There hasn’t been much on the Wrigley Field renovation front in the last couple weeks, as everyone seems to legitimately be waiting for the next Landmarks Commission meeting – which isn’t until July 10 – to say or do much.
As you may recall, the Cubs announced that they would move forward with the renovation/expansion of Wrigley Field even without an agreement with the rooftops not to sue (which they are likely to do eventually), but that renovation/expansion plan was modified from what the City approved last year. Being that there was no agreement with the rooftops, the Cubs decided not to compromise on what they’d wanted all along (including seven outfield signs instead of just two). In the process of alerting the City to their revised request, there was a snafu in the communications with the City about the plan to move the bullpens under the bleachers and widen the outfield doors.
That’s where things stand this week, as Cubs Chairman Tom Ricketts continues to say only that the Cubs are “looking forward to moving forward” once the Landmarks Commission process plays itself out.
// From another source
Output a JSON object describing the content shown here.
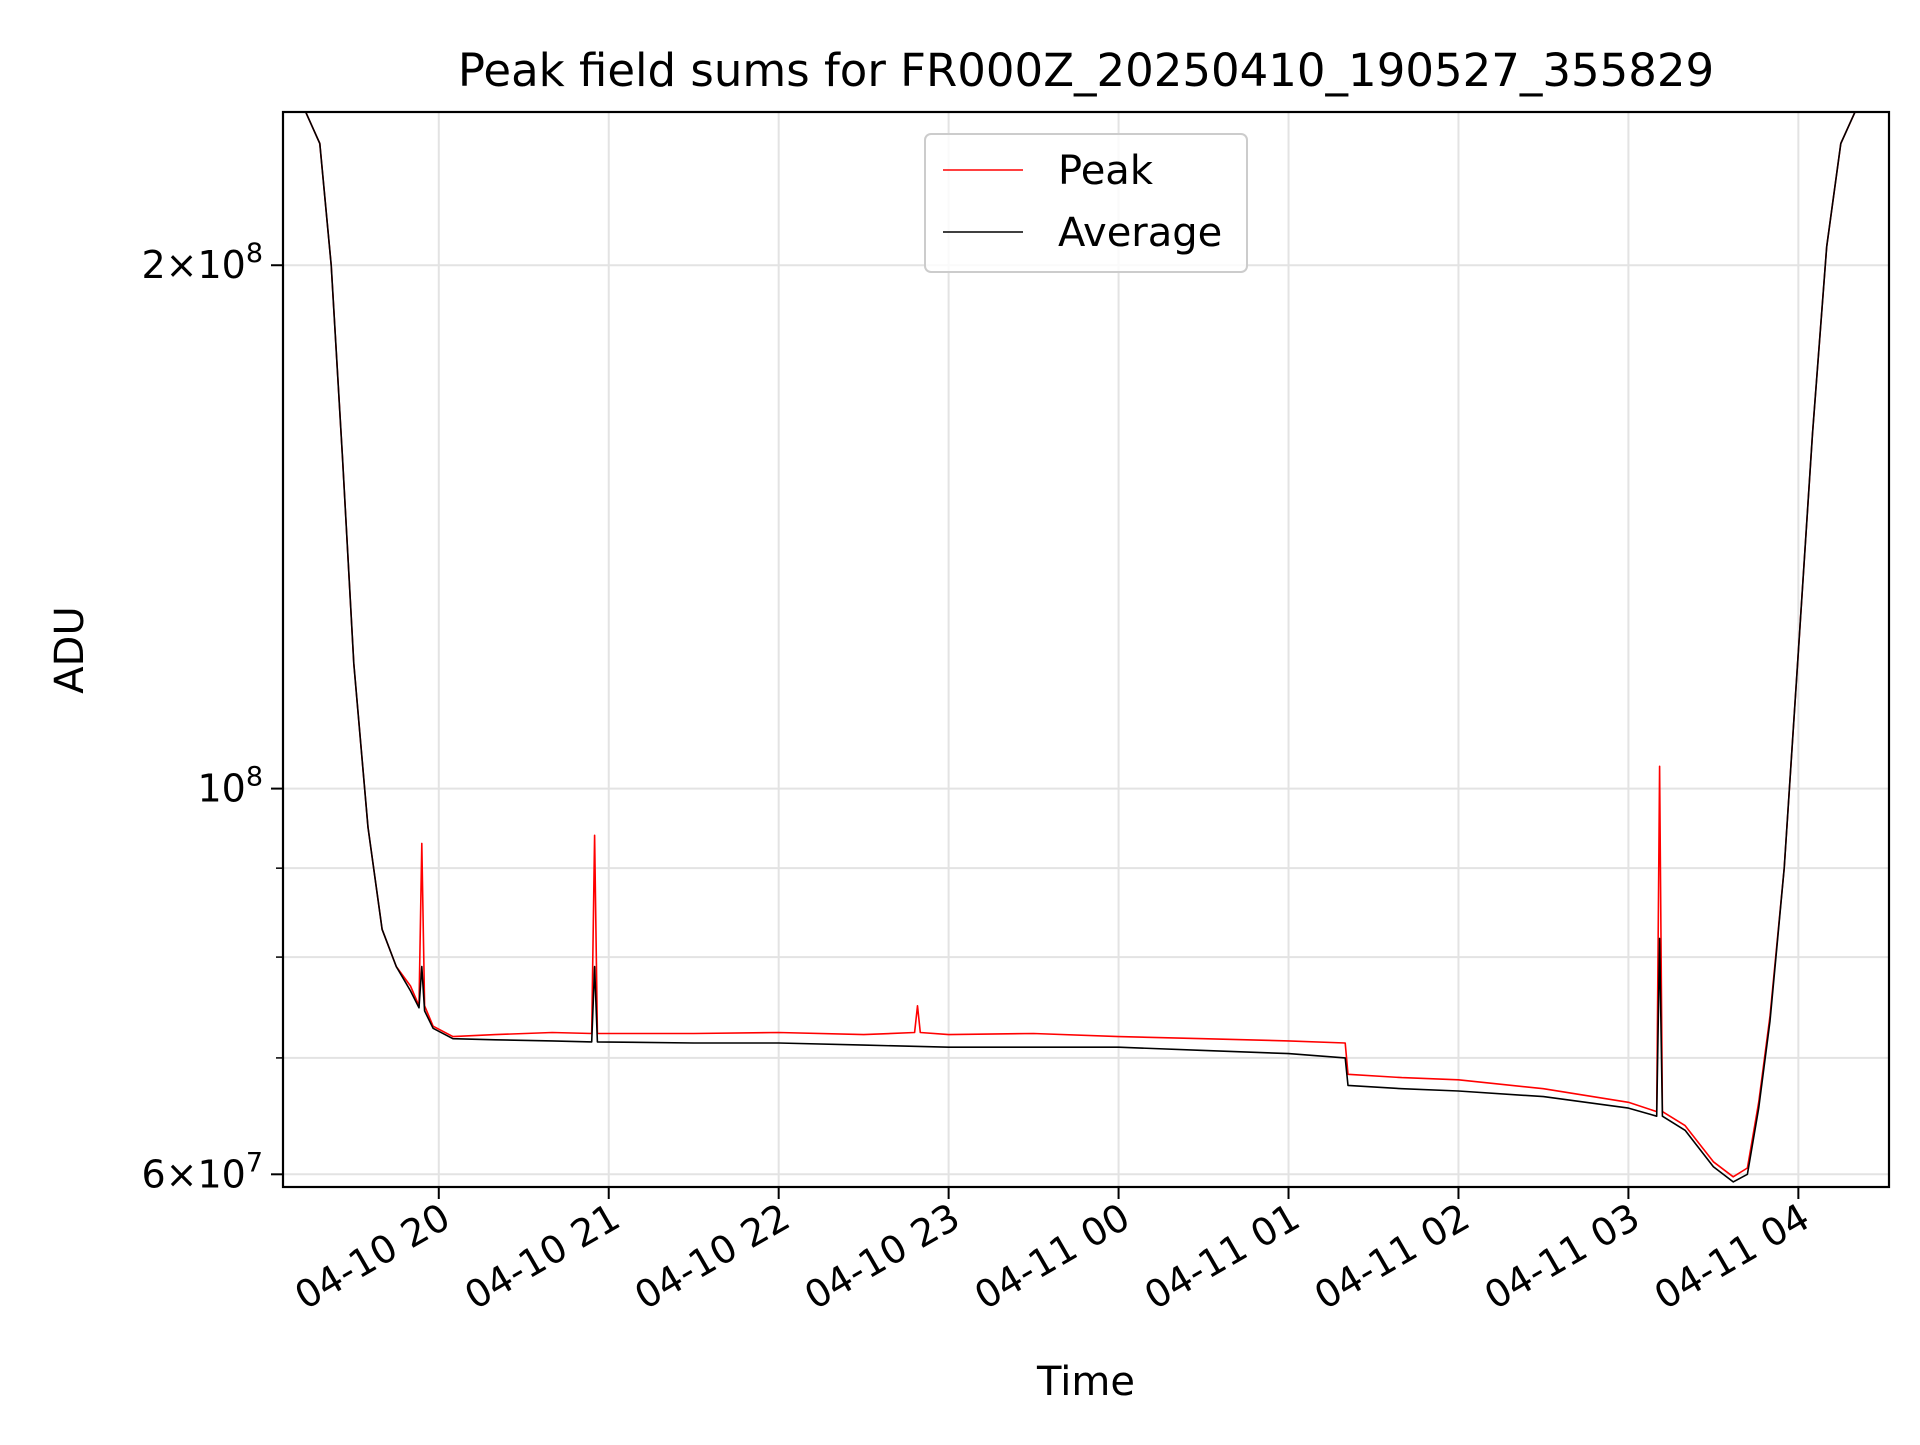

Those were his remarks at a recent conference, according to the Tribune. (Read that piece for some interesting organization-building stuff, though I wouldn’t put too much into it because we don’t have much context for the comments. Generally speaking, yeah, the focus is younger, cost-controlled players, and yeah, the Cubs pay their expenses and put the rest of their revenue back into baseball operations.)
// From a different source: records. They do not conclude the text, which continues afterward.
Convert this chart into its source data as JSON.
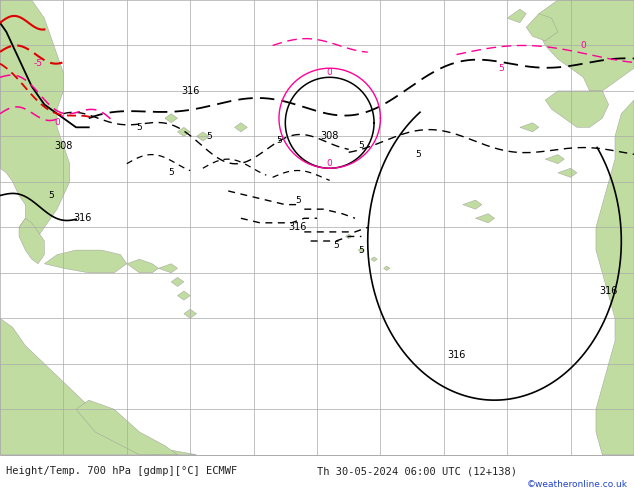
{
  "title_left": "Height/Temp. 700 hPa [gdmp][°C] ECMWF",
  "title_right": "Th 30-05-2024 06:00 UTC (12+138)",
  "copyright": "©weatheronline.co.uk",
  "bg_ocean": "#d0dce8",
  "bg_land": "#c0dca0",
  "grid_color": "#aaaaaa",
  "black": "#000000",
  "magenta": "#ff0099",
  "red": "#dd0000",
  "fig_width": 6.34,
  "fig_height": 4.9,
  "dpi": 100,
  "bottom_bg": "#e8e8e8",
  "text_color": "#222222",
  "link_color": "#2244cc",
  "land_edge": "#999999"
}
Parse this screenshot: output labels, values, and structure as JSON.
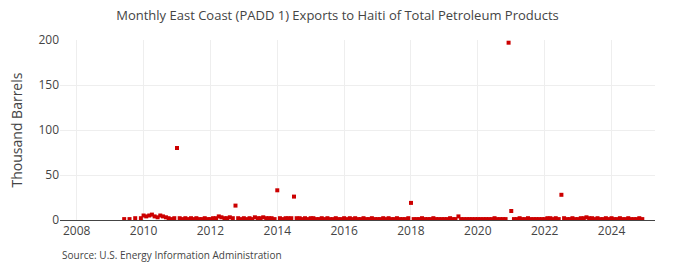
{
  "chart_data": {
    "type": "scatter",
    "title": "Monthly East Coast (PADD 1) Exports to Haiti of Total Petroleum Products",
    "ylabel": "Thousand Barrels",
    "annotations": [
      "Source: U.S. Energy Information Administration"
    ],
    "color": "#cc0000",
    "marker": "square",
    "grid": true,
    "xlim": [
      2007.5,
      2025.3
    ],
    "xticks": [
      2008,
      2010,
      2012,
      2014,
      2016,
      2018,
      2020,
      2022,
      2024
    ],
    "ylim": [
      0,
      200
    ],
    "yticks": [
      0,
      50,
      100,
      150,
      200
    ],
    "x": [
      2009.42,
      2009.58,
      2009.75,
      2009.92,
      2010,
      2010.08,
      2010.17,
      2010.25,
      2010.33,
      2010.42,
      2010.5,
      2010.58,
      2010.67,
      2010.75,
      2010.83,
      2010.92,
      2011,
      2011.08,
      2011.17,
      2011.25,
      2011.33,
      2011.42,
      2011.5,
      2011.58,
      2011.67,
      2011.75,
      2011.83,
      2011.92,
      2012,
      2012.08,
      2012.17,
      2012.25,
      2012.33,
      2012.42,
      2012.5,
      2012.58,
      2012.67,
      2012.75,
      2012.83,
      2012.92,
      2013,
      2013.08,
      2013.17,
      2013.25,
      2013.33,
      2013.42,
      2013.5,
      2013.58,
      2013.67,
      2013.75,
      2013.83,
      2013.92,
      2014,
      2014.08,
      2014.17,
      2014.25,
      2014.33,
      2014.42,
      2014.5,
      2014.58,
      2014.67,
      2014.75,
      2014.83,
      2014.92,
      2015,
      2015.08,
      2015.17,
      2015.25,
      2015.33,
      2015.42,
      2015.5,
      2015.58,
      2015.67,
      2015.75,
      2015.83,
      2015.92,
      2016,
      2016.08,
      2016.17,
      2016.25,
      2016.33,
      2016.42,
      2016.5,
      2016.58,
      2016.67,
      2016.75,
      2016.83,
      2016.92,
      2017,
      2017.08,
      2017.17,
      2017.25,
      2017.33,
      2017.42,
      2017.5,
      2017.58,
      2017.67,
      2017.75,
      2017.83,
      2017.92,
      2018,
      2018.08,
      2018.17,
      2018.25,
      2018.33,
      2018.42,
      2018.5,
      2018.58,
      2018.67,
      2018.75,
      2018.83,
      2018.92,
      2019,
      2019.08,
      2019.17,
      2019.25,
      2019.33,
      2019.42,
      2019.5,
      2019.58,
      2019.67,
      2019.75,
      2019.83,
      2019.92,
      2020,
      2020.08,
      2020.17,
      2020.25,
      2020.33,
      2020.42,
      2020.5,
      2020.58,
      2020.67,
      2020.75,
      2020.83,
      2020.92,
      2021,
      2021.08,
      2021.17,
      2021.25,
      2021.33,
      2021.42,
      2021.5,
      2021.58,
      2021.67,
      2021.75,
      2021.83,
      2021.92,
      2022,
      2022.08,
      2022.17,
      2022.25,
      2022.33,
      2022.42,
      2022.5,
      2022.58,
      2022.67,
      2022.75,
      2022.83,
      2022.92,
      2023,
      2023.08,
      2023.17,
      2023.25,
      2023.33,
      2023.42,
      2023.5,
      2023.58,
      2023.67,
      2023.75,
      2023.83,
      2023.92,
      2024,
      2024.08,
      2024.17,
      2024.25,
      2024.33,
      2024.42,
      2024.5,
      2024.58,
      2024.67,
      2024.75,
      2024.83,
      2024.92
    ],
    "values": [
      1,
      1,
      2,
      2,
      5,
      4,
      5,
      6,
      4,
      3,
      5,
      4,
      3,
      2,
      1,
      2,
      80,
      2,
      1,
      2,
      1,
      2,
      1,
      2,
      1,
      1,
      2,
      1,
      1,
      2,
      2,
      4,
      3,
      2,
      2,
      3,
      2,
      16,
      2,
      1,
      2,
      1,
      2,
      1,
      3,
      2,
      2,
      3,
      2,
      2,
      2,
      1,
      33,
      2,
      1,
      2,
      2,
      2,
      26,
      2,
      2,
      1,
      2,
      1,
      2,
      2,
      1,
      1,
      2,
      1,
      2,
      1,
      1,
      2,
      1,
      1,
      2,
      1,
      2,
      1,
      2,
      1,
      1,
      2,
      1,
      1,
      2,
      1,
      1,
      1,
      2,
      1,
      2,
      1,
      1,
      2,
      1,
      1,
      1,
      2,
      19,
      1,
      1,
      1,
      2,
      1,
      1,
      1,
      2,
      1,
      1,
      1,
      1,
      1,
      2,
      1,
      1,
      4,
      1,
      1,
      1,
      1,
      1,
      1,
      1,
      1,
      1,
      1,
      1,
      1,
      2,
      1,
      1,
      1,
      1,
      197,
      10,
      1,
      1,
      2,
      1,
      1,
      2,
      1,
      1,
      1,
      1,
      1,
      1,
      2,
      2,
      1,
      2,
      1,
      28,
      2,
      1,
      1,
      2,
      1,
      1,
      2,
      2,
      3,
      2,
      2,
      1,
      2,
      1,
      1,
      2,
      1,
      2,
      1,
      1,
      2,
      1,
      1,
      2,
      1,
      1,
      1,
      2,
      1
    ]
  }
}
All in all, it sounds like we might not hear much until that Landmarks Commission hearing on July 10. The Cubs had previously stated that they wanted to break ground on the first stage of the renovation (the clubhouse below the triangle property (which will become the plaza) west of the ballpark) in mid-July. If approval doesn’t come until July 10, is that timeline still realistic? I’ve actually heard that it is, but, like all things renovation, I’ll believe it when I see it. And I’m sure as heck not going to get cocky about approval at that July 10th meeting. You just never know in this town.
Speaking of which, remember when the Mayor’s Office got so PO’d about the bullpen relocation plan? About how they were not informed about it (the Cubs say it was in the documents that were submitted, but maybe it wasn’t called out enough or highlighted appropriately)? We’ll never know how much of that was legitimate anger and how much was mere political theater, but outgoing Rahm Emanuel aide Matt Hynes, who was closely involved in the multi-year negotiation process, doesn’t sound all that angry anymore.
Here’s a portion of a Q&A Hynes had recently with the Sun-Times:
Q: How frustrated are you with Cubs Chairman Tom Ricketts and the fact that, with all you’ve done to deliver, he kept you in the dark about enlarging the bullpen doors and altering Wrigley’s ivy-covered brick walls?
A: That was a minor setback, but one that can be overcome. I don’t think it was an intentional effort on the Cubs part to sneak the goods through customs. But once it came to the mayor’s attention, he made his opinion pretty clear. But you’ve got to look at the big picture. It’s important to have the Cub investment in the park and in the community go forward. So you move past it. There’s not a whole lot to be gained from harboring bitterness when you’re trying to get a deal done.
Hopefully Hynes’ sentiment is shared by the Landmarks Commission. That Sun-Times piece has some interesting additional Cubs/politics bits.
And, lastly, since the renovation storyline has been something of a bummer lately, how about something light?
BN’er Miggy is having a little fun in Italy right now, and thought he’d share some of that fun with us:
— Miguel Ramirez (@miggy8035) June 26, 2014
It took 10 years to build the Colosseum and then 15 years to renovate it, so maybe the Cubs are right on schedule.